Max Factor

Time Limit: 2000/1000 MS (Java/Others)    Memory Limit: 32768/32768 K (Java/Others)

Total Submission(s): 3966    Accepted Submission(s): 1289

Problem Description

To improve the organization of his farm, Farmer John labels each of his N (1 <= N <= 5,000) cows with a distinct serial number in the range 1..20,000. Unfortunately, he is unaware that the cows interpret some serial numbers as better than others. In particular, a cow whose serial number has the highest prime factor enjoys the highest social standing among all the other cows.

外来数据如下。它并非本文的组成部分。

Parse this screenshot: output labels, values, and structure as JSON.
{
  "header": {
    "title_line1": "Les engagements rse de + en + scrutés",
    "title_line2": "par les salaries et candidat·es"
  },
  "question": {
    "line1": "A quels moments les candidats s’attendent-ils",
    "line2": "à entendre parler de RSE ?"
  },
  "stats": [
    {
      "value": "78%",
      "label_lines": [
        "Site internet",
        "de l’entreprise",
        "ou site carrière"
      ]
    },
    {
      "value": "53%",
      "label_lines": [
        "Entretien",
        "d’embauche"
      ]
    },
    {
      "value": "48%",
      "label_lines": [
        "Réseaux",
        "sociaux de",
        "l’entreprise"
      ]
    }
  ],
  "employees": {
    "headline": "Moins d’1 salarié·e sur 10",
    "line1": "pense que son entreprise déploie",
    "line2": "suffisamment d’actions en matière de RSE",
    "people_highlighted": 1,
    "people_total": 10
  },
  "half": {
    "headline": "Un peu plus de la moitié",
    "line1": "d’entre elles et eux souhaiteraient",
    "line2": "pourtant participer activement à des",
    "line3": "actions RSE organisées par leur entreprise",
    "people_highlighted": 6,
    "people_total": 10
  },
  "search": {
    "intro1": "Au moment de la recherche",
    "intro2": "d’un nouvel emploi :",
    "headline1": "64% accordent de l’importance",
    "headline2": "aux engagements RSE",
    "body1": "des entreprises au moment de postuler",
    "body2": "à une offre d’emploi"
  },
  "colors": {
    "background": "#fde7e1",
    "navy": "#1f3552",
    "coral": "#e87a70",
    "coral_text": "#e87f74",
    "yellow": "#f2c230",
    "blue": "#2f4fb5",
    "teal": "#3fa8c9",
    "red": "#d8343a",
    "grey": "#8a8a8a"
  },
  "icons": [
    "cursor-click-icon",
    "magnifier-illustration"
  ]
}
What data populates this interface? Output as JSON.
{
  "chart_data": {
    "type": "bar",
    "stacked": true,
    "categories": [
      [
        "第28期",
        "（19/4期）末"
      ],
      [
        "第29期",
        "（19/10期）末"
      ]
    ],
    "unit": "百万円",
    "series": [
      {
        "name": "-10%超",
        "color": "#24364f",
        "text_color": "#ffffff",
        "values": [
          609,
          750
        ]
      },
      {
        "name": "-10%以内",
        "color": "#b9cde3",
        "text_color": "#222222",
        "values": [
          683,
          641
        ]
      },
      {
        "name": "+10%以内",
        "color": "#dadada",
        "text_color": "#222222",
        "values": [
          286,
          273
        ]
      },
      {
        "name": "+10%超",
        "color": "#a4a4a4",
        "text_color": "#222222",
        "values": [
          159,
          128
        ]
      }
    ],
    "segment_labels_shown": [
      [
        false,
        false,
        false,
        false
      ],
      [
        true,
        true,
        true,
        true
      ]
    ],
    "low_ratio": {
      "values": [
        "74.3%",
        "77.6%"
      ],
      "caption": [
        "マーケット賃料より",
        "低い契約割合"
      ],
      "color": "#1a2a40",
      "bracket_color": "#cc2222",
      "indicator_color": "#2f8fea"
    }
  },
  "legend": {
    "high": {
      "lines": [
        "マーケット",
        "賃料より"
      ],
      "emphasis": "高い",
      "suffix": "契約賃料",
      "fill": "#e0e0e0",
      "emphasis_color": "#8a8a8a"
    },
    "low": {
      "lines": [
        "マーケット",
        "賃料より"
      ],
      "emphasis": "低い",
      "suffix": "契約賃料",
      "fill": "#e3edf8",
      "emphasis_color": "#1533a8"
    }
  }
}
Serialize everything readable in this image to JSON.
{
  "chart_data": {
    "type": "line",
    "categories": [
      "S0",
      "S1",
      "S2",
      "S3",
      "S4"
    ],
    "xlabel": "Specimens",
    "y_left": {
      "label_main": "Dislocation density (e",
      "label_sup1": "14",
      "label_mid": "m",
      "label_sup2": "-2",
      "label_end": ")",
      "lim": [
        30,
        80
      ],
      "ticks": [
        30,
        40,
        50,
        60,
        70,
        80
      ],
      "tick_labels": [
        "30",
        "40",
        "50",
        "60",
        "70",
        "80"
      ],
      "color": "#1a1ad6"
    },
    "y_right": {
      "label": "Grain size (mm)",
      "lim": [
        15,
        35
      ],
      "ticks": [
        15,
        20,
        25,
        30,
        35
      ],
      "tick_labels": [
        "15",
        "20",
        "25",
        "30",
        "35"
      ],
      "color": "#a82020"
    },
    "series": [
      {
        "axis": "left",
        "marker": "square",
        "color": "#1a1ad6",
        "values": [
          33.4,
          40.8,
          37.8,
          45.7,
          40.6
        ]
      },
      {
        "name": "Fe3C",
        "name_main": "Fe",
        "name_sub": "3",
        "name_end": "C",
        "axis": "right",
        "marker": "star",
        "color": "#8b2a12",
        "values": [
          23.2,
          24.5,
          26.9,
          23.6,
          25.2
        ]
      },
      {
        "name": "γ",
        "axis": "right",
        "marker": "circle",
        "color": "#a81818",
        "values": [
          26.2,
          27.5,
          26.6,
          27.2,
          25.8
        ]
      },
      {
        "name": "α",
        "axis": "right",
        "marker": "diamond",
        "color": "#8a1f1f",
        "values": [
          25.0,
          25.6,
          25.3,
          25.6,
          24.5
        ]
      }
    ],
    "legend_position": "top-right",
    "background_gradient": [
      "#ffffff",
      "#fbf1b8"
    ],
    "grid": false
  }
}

(Recall that a prime number is just a number that has no divisors except for 1 and itself. The number 7 is prime while the number 6, being divisible by 2 and 3, is not).

Given a set of N (1 <= N <= 5,000) serial numbers in the range 1..20,000, determine the one that has the largest prime factor.

 

Input

* Line 1: A single integer, N

* Lines 2..N+1: The serial numbers to be tested, one per line

 

Output

* Line 1: The integer with the largest prime factor. If there are more than one, output the one that appears earliest in the input file.

 

Sample Input

4

36

38

40

42

Sample Output

38

Source

USACO 2005 October Bronze


题目大意:给你N个数,求这N个数中哪个数的最大素因子最大,

输出这个数,如果有多种结果,输出靠前边的那个数。


思路:将筛法求素数改变一下。若i为素数,则i的1、2、3…倍的

最大素因子都为i,筛的时候,赋值为Prime[j] = i,即j的最大素因

子为i。

注意:初始化时令所有数为0,Prime[0] = Prime[1] = 1。

即Prime[i]为0是素数,Prime[i]为1为素数。改变之后Prime[i]为

i的最大素因子。



#include<stdio.h>
#include<string.h>
#include<math.h>

int Prime[20005];

void IsPrime()
{
    Prime[1] = 1;
    for(int i = 2; i <= 20000; i++)
    {
        if(Prime[i]==0)
        {
            Prime[i]=i;
            for(int j = i+i; j <= 20000; j+=i)
                Prime[j] = i;
        }
    }
}

int main()
{
    int N,x;
    IsPrime();
    while(~scanf("%d",&N))
    {
        int Max = 0;
        while(N--)
        {
            scanf("%d",&x);
            if(Prime[x] > Prime[Max])
                Max = x;
        }
        printf("%d\n",Max);
    }

    return 0;
}